Comparing the One- and Two-Proportion Tests
It helps to see these two tests side by side so you can recognize which to use:
| One-proportion z-test (Section 8.5) | Two-proportion z-test (this section) | |
|---|---|---|
| Question type | Does one group's proportion equal a claimed value? | Do two groups have the same proportion? |
| Null hypothesis | \( H_0: p = p_0 \) | \( H_0: p_1 = p_2 \) |
| Test statistic | \( Z = \dfrac{\hat{p} - p_0}{\sqrt{\dfrac{p_0(1-p_0)}{n}}} \) | \( Z = \dfrac{\hat{p}_1 - \hat{p}_2}{\sqrt{\hat{p}(1-\hat{p})\left(\frac{1}{n_1}+\frac{1}{n_2}\right)}} \) |
| Standard error uses | The claimed null value \( p_0 \) | The pooled sample proportion \( \hat{p} \) |
| Distribution | Standard normal (\( Z \)) | Standard normal (\( Z \)) |
- In Example 1, we used a left-tailed test because we labeled the text-only version as group 1. What would happen to the test statistic and the conclusion if we had switched the labels — making the image version group 1 and the text version group 2?
- Why do we use the pooled proportion in the standard error rather than using \( \hat{p}_1 \) and \( \hat{p}_2 \) separately?

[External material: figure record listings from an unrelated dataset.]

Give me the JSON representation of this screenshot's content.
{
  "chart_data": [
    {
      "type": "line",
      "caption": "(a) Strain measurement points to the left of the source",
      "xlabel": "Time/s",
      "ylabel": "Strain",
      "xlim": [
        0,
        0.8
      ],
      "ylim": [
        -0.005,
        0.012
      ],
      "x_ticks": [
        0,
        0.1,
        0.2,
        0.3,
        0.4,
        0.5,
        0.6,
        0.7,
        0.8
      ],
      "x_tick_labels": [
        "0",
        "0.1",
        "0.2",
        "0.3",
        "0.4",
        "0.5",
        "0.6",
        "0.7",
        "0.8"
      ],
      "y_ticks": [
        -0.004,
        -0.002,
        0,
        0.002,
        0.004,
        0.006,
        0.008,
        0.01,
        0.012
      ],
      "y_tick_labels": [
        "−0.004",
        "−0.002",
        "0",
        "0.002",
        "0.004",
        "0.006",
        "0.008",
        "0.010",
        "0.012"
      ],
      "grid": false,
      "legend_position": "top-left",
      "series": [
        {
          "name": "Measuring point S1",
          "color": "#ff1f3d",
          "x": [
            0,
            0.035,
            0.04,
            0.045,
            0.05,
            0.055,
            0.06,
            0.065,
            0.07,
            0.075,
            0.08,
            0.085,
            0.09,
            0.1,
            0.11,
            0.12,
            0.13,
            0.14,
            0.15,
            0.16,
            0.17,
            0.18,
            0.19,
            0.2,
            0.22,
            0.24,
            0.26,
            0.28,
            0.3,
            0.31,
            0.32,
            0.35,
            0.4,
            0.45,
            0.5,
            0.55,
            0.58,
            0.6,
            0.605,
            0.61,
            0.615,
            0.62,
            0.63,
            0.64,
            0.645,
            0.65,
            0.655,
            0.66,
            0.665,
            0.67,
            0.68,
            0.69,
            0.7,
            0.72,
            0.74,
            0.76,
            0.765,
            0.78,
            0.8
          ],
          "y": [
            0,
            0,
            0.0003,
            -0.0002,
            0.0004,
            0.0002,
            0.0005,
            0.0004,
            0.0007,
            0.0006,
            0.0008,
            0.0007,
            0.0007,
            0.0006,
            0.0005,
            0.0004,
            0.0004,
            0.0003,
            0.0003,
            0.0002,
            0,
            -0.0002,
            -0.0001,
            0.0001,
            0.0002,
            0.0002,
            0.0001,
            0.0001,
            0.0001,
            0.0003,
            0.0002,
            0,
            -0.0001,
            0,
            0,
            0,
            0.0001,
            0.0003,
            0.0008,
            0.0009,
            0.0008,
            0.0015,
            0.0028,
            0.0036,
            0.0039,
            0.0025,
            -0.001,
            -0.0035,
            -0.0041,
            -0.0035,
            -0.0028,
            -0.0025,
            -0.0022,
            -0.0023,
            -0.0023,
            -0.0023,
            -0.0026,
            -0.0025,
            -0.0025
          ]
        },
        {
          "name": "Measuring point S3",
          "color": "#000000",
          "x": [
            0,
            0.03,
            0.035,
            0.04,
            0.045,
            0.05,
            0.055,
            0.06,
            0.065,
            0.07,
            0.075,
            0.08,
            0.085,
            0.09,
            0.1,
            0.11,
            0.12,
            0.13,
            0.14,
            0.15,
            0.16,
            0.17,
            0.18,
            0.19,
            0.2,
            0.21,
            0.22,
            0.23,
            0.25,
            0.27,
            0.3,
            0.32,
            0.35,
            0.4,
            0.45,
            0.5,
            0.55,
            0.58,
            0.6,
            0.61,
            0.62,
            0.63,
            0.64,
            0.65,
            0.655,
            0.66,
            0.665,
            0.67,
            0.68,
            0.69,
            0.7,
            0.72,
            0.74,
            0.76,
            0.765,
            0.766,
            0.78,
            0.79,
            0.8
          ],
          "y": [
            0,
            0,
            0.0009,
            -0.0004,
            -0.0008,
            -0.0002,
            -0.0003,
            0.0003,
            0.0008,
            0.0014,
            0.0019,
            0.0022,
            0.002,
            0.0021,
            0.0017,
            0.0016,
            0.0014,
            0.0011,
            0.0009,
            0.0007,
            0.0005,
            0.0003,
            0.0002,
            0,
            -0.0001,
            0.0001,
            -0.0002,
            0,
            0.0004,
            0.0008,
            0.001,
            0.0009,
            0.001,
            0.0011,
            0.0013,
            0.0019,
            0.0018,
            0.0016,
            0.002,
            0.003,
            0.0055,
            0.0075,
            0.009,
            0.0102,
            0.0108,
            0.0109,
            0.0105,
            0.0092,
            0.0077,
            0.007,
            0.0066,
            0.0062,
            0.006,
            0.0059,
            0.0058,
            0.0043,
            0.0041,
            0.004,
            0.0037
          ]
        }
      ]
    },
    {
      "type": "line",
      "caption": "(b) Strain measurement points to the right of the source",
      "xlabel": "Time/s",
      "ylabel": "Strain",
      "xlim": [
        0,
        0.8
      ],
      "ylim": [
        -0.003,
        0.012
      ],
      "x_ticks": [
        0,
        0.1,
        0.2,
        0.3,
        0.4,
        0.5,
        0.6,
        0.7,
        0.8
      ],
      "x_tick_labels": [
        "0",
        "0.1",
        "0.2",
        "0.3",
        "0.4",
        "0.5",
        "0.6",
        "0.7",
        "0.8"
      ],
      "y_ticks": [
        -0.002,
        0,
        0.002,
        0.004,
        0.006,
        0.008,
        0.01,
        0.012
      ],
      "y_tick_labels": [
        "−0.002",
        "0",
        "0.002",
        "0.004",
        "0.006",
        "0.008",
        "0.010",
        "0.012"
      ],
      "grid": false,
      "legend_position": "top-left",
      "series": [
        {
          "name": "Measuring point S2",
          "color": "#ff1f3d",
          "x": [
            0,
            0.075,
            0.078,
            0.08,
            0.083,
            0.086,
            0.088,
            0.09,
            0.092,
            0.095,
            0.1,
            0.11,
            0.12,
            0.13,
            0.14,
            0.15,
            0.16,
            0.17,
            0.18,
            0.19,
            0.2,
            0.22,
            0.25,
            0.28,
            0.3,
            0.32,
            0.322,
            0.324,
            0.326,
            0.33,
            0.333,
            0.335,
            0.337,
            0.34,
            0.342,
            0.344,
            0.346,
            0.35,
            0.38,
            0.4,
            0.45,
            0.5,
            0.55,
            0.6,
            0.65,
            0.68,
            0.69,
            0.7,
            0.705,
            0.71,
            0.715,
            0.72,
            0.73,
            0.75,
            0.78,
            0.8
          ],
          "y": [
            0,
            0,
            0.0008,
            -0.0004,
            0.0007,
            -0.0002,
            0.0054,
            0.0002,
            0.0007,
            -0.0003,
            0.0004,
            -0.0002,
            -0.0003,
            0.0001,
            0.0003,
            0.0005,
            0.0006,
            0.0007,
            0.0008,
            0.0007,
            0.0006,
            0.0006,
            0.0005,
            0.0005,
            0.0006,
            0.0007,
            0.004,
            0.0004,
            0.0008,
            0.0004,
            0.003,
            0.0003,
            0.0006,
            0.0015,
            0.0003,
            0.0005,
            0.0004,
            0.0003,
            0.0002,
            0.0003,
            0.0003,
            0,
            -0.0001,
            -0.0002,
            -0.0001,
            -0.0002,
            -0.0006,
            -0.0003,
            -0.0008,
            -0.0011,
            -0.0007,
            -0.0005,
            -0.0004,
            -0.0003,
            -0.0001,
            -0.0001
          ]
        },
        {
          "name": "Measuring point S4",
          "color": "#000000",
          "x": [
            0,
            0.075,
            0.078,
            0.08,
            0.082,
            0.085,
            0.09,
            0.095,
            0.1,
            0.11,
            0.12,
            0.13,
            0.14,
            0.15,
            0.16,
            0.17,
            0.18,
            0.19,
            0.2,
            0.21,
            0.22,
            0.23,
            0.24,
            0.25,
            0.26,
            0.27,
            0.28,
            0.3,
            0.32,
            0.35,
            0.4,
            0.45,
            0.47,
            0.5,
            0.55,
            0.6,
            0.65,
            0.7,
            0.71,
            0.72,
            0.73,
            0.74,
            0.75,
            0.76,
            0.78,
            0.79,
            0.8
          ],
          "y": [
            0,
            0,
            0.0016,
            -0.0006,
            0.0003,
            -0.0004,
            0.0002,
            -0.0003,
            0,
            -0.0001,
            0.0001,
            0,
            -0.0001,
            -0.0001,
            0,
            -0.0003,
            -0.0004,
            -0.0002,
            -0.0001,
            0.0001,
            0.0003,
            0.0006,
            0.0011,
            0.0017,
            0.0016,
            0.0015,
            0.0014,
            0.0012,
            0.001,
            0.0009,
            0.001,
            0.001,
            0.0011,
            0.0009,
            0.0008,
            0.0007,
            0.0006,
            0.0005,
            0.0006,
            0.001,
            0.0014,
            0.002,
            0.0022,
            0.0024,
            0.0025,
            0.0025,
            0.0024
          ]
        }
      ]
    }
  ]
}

- Suppose two hospitals report post-surgery infection rates of 4% and 6%, based on samples of 50 patients each. A researcher runs a two-proportion z-test and gets \( p = 0.43 \). What does this suggest? What would you recommend the researcher do next?
Looking Ahead
We have now worked through hypothesis tests for means and proportions — both single-sample and two-sample cases. Before moving on to new test types, the next section takes a step back to ask a deeper question: once we have a p-value, what does it actually mean — and what are the ways it can be misread or misused? Understanding how to interpret p-values carefully is just as important as knowing how to calculate them.